Introduction: Rituximab is effective at removing circulating CLL cells by inducing antibody-dependent cellular phagocytosis (ADCP). This ADCP could be limited by low CLL cell CD20 levels (innate or acquired), intrinsic CLL cell resistance to ADCP, inadequate serum levels of antibody or complement, or finite innate immune cytotoxic capacity. We conducted correlative studies on samples from our phase II clinical trial (ClinicalTrials.gov NCT03788291) for treatment-naïve CLL patients with progressive disease starting with low-dose, high-frequency rituximab monotherapy followed by addition of the second-generation covalent binding Bruton tyrosine kinase inhibitor (BTKi) acalabrutinib to obtain data to improve the performance of this regimen.

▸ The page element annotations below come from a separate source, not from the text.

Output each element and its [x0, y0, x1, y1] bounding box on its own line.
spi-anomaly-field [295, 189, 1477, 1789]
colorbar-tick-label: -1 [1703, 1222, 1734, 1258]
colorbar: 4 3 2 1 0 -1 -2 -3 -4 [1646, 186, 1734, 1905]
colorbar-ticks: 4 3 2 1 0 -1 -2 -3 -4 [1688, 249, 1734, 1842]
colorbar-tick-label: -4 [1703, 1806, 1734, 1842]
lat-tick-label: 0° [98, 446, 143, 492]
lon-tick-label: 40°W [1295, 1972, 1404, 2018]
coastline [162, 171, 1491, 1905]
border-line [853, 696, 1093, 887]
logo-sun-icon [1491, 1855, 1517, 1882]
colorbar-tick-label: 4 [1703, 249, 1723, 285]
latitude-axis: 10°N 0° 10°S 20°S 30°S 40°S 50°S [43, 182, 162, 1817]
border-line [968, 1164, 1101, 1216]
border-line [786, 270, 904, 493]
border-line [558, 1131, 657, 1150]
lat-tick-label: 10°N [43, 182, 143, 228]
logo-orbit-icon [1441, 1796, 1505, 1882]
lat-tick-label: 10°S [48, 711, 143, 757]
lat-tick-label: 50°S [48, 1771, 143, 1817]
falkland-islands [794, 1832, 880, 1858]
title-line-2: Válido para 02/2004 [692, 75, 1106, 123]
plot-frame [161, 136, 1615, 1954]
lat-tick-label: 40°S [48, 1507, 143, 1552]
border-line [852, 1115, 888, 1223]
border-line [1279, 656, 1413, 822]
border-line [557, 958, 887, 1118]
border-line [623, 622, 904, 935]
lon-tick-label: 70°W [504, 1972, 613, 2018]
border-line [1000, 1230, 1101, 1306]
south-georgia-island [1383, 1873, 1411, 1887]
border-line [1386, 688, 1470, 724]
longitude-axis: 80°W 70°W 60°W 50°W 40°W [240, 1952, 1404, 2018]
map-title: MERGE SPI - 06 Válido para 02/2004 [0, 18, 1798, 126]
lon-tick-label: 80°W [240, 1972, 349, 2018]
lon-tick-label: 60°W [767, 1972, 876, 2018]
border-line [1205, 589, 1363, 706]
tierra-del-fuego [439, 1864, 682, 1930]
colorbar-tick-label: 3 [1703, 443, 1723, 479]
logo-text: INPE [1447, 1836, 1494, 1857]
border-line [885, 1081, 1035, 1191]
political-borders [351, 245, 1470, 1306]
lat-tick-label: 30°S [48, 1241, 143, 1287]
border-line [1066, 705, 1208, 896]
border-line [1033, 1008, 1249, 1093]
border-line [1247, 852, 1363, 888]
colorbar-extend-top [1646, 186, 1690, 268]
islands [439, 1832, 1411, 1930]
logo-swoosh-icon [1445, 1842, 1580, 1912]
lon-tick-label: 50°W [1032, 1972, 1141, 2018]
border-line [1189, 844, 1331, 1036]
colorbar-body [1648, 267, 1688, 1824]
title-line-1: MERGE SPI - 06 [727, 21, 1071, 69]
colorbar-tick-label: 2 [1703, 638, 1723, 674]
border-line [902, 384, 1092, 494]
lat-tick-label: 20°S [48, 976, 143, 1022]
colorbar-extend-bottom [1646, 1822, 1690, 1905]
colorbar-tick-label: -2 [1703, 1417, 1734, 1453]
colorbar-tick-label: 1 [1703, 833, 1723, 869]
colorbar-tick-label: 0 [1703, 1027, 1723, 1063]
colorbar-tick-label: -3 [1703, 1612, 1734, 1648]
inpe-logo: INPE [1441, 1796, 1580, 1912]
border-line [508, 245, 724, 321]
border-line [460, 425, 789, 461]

Methods: Thirty-eight untreated CLL patients with progressive disease received 50 mg intravenous (IV) rituximab on cycle 1 day 1 (C1D1), followed by 50 mg of subcutaneous (SQ) rituximab 48h later (C1D3), and then 50 mg SQ rituximab twice weekly for 23 weeks. Acalabrutinib (100 mg every 12h) was initiated on C1D8 and continued for at least one year. Peripheral blood samples were collected pre-treatment on day 1 (C1D1pre), one hour after start of IV infusion (C1D1-1h), at completion of infusion (C1D1post), on day 3 before and after SQ rituximab (C1D3pre, C1D3post), on day 8 before and after therapy (C1D8pre, C1D8post), on day 15 before and after therapy (C1D15pre, C1D15post), and on day 1 of each subsequent 4-week cycle until C7D1 and then on C9D1. These samples were assessed for CLL cell counts, complement C3 fragment deposition, and cell marker levels (e.g. CD20) by flow cytometry. Serum complement (CH50 titer) and rituximab levels were assayed. Single-cell RNA sequencing was performed on seven patient samples. Lymph node volume was measured clinically. In vitro ADCP assays evaluated CLL cell sensitivity to antibody-mediated cytotoxicity. Wilcoxon signed-rank tests were used for statistical analysis.

Results: Low-dose IV rituximab rapidly reduced median circulating CLL cells to 15% of baseline (95% CI 8%-27%) within 1h, with no further decrease at infusion completion (p=0.94). By C1D3pre, CLL counts rebounded to 76% of baseline (95% CI 70%-83%; p<0.0001) with a slight reduction (68% of baseline) at C1D3post (95% CI 60%-80%; p=0.004), but no significant reduction (78% of baseline) at the end of the first week (C1D8pre, 95%CI 71%-90%; p=0.32). Serum rituximab was 2.2 mg/ml (95%CI 1.3-2.7) at 1h and significantly higher 10.3 mg/ml (95%CI 5.3-13.4) at C1D1post (p<0.0001). CLL cell CD20 levels decreased by C1D1-1h to 67% of baseline (95%CI 53%-73%; p=0.002) and to 42% (95%CI 33%-55%) of baseline at C1D1post (p<0.0001). CH50 decreased throughout the rituximab infusion to a nadir of 55 units/ml (95%CI 47-64; p<0.0001), which is within normal range (38.9–89.9 units/ml). Palpable lymph node volume decreased to 34% (95%CI 22%-48%) of baseline after one week. C1D8 addition of acalabrutinib mobilized CLL cells into circulation with an increase to 210% of baseline by C1D15 (p<0.0001). CLL cell counts subsequently decreased to 2.7% of baseline by C9D1 (p<0.0001). Compared to C1D8pre, CLL CD20 levels decreased to 56% (95% CI 44%-71%; p=0.0004) after 1 week of acalabrutinib therapy (C1D15pre). During this week, expression of CLL cell MS4A1 (coding for CD20) decreased to 48%(95%CI 0.44-0.53; p<0.0001). CD20 levels remained stable over the subsequent duration of rituximab therapy (C2D1 to C7D1; p=0.68) and thenCD20 levels increased following cessation of rituximab therapy (C7D1 to C9D1; p=0.004).

Conclusion: One week of low dose rituximab effectively reduced CLL tumor burden. Clearance of circulating CLL cells stopped within 1h of initiation of first rituximab IV dose. This was not due to insufficient serum rituximab, low serum complement, or loss of CLL cell CD20. Alternative explanations include limited innate immune cytotoxic capacity and innate CLL cell resistance to ADCP. Resistance to ADCP is currently being tested in vitro on these samples. Addition of acalabrutinib was associated with improved treatment response and a significant decrease in expression of MS4A1 by circulating CLL cells with progressive decrease in CLL cell CD20 levels until cessation of rituximab therapy. This was likely due to BCR pathway signaling inhibition by acalabrutinib. These data suggest that BTKi could decrease the efficacy of antibody therapy and could be informative about the design of future clinical trials.